読書感想。面白そうな本なら何でも読みたい!

TVJ --五十嵐貴久

テレビ局を謎のグループが乗っ取って、人質の一人になった彼氏を婚約者のOLが孤軍奮闘する、という内容。
えと、ハッキリ言って突っ込み始めると字数制限に引っかかるくらい突っ込みどころ満載です。
OL版「ダイ・ハード」であり、それに村上龍の「半島を出よ」を彷彿させる内容が加味された感じ。
踊る大捜査線も入ってるかな。
さほど手に汗を握る事も無く、あり得ね~、と思いながら読むこと多し。

 

されどなんでしょう。
ここまでやられると突っ込む気が失せてしまい、もう黙って楽しもうというポジティブな気持ちになるから不思議だ。
何も考えてはいけない。

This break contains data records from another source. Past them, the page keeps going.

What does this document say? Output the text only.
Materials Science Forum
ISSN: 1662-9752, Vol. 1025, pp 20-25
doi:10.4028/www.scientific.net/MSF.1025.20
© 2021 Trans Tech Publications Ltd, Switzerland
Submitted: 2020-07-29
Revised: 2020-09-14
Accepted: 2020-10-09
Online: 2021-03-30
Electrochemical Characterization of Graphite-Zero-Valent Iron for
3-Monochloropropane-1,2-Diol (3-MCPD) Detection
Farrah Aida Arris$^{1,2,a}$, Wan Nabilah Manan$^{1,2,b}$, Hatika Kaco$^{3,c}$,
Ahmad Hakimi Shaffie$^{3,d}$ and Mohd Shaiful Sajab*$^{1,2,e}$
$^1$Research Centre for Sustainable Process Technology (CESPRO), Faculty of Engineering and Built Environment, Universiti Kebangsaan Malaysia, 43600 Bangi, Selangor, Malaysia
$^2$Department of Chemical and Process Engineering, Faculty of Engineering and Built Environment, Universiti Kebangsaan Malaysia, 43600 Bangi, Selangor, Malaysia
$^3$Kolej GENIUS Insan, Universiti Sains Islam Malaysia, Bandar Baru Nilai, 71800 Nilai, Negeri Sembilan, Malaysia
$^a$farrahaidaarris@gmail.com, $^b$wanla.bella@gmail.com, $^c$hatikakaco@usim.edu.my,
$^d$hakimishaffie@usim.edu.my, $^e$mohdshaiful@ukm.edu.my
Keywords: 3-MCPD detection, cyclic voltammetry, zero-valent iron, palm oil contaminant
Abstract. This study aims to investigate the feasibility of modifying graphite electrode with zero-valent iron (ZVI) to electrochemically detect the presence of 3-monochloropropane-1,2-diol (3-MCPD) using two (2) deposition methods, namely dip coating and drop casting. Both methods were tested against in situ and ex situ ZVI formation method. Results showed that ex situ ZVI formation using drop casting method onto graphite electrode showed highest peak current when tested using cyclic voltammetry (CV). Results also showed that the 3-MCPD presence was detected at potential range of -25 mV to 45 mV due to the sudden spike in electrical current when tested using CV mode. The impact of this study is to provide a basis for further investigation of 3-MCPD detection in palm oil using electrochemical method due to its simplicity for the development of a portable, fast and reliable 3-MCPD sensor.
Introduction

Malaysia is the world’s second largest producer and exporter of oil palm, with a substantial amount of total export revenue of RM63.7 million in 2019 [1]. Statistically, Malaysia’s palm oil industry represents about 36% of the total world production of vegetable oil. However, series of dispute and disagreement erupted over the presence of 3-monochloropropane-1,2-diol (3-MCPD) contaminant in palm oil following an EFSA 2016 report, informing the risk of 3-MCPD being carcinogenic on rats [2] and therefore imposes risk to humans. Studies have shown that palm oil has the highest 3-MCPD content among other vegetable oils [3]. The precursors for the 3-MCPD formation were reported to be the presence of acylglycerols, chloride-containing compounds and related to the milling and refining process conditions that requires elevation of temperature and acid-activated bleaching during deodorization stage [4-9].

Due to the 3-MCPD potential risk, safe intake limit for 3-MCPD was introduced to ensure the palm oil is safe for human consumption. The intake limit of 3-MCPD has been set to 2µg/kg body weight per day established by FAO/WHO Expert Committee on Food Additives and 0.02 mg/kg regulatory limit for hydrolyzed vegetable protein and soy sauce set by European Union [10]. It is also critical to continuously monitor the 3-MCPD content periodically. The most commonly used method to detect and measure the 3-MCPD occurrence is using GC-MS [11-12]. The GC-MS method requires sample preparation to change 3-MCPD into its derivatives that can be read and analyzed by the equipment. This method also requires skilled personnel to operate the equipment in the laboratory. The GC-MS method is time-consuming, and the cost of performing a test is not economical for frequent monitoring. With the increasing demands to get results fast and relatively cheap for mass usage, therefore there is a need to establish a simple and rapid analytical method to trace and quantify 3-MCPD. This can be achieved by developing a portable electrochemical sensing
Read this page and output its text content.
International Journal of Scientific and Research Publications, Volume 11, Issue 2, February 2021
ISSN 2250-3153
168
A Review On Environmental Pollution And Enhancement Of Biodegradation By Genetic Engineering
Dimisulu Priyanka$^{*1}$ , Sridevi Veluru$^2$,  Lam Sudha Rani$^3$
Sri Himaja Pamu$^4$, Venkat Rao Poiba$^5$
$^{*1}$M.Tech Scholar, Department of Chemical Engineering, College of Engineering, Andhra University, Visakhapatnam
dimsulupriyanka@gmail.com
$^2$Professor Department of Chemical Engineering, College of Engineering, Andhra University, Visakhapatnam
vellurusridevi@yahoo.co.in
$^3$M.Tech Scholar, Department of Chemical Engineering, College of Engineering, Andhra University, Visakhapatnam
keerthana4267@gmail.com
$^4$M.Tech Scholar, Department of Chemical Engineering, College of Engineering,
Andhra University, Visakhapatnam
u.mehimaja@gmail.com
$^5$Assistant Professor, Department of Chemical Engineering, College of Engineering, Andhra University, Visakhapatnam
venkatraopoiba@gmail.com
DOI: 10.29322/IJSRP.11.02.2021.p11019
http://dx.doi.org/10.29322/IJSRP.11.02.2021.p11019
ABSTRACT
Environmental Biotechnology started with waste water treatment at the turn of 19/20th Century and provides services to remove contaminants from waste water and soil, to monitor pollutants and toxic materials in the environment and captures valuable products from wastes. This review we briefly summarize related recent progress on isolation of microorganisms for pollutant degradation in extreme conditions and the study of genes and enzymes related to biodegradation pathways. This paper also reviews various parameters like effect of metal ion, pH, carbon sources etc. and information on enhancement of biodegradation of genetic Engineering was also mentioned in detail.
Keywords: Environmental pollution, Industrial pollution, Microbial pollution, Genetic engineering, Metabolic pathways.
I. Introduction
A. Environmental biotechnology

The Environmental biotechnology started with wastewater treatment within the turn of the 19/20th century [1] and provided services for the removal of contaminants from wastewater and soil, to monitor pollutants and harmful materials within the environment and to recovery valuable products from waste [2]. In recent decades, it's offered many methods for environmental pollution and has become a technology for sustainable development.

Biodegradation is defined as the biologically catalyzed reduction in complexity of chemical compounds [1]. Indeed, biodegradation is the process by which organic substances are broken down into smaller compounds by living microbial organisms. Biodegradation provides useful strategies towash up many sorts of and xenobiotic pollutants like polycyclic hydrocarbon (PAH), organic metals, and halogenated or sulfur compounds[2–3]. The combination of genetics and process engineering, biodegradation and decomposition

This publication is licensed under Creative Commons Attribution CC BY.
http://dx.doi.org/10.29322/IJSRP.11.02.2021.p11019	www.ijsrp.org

そして、何も考えたくない時にはこの作品はうってつけだ。
その点、いいタイミングで読めたと思う。一週間前に読み終わっているのに結構内容覚えてるし(笑)

 

幻のデビュー作というだけあって荒削りなのは仕方がない。
けれど、読ませてしまうパワーを持っていることは確かです。
(メジャーデビューは「リカ」ですが、本作はサントリーミステリー大賞に応募して佳作になったそうです)

 

本作には交渉人が出てくるのですが、この作家さんの「交渉人」の原点かもしれないのでそれも是非読みたいものです。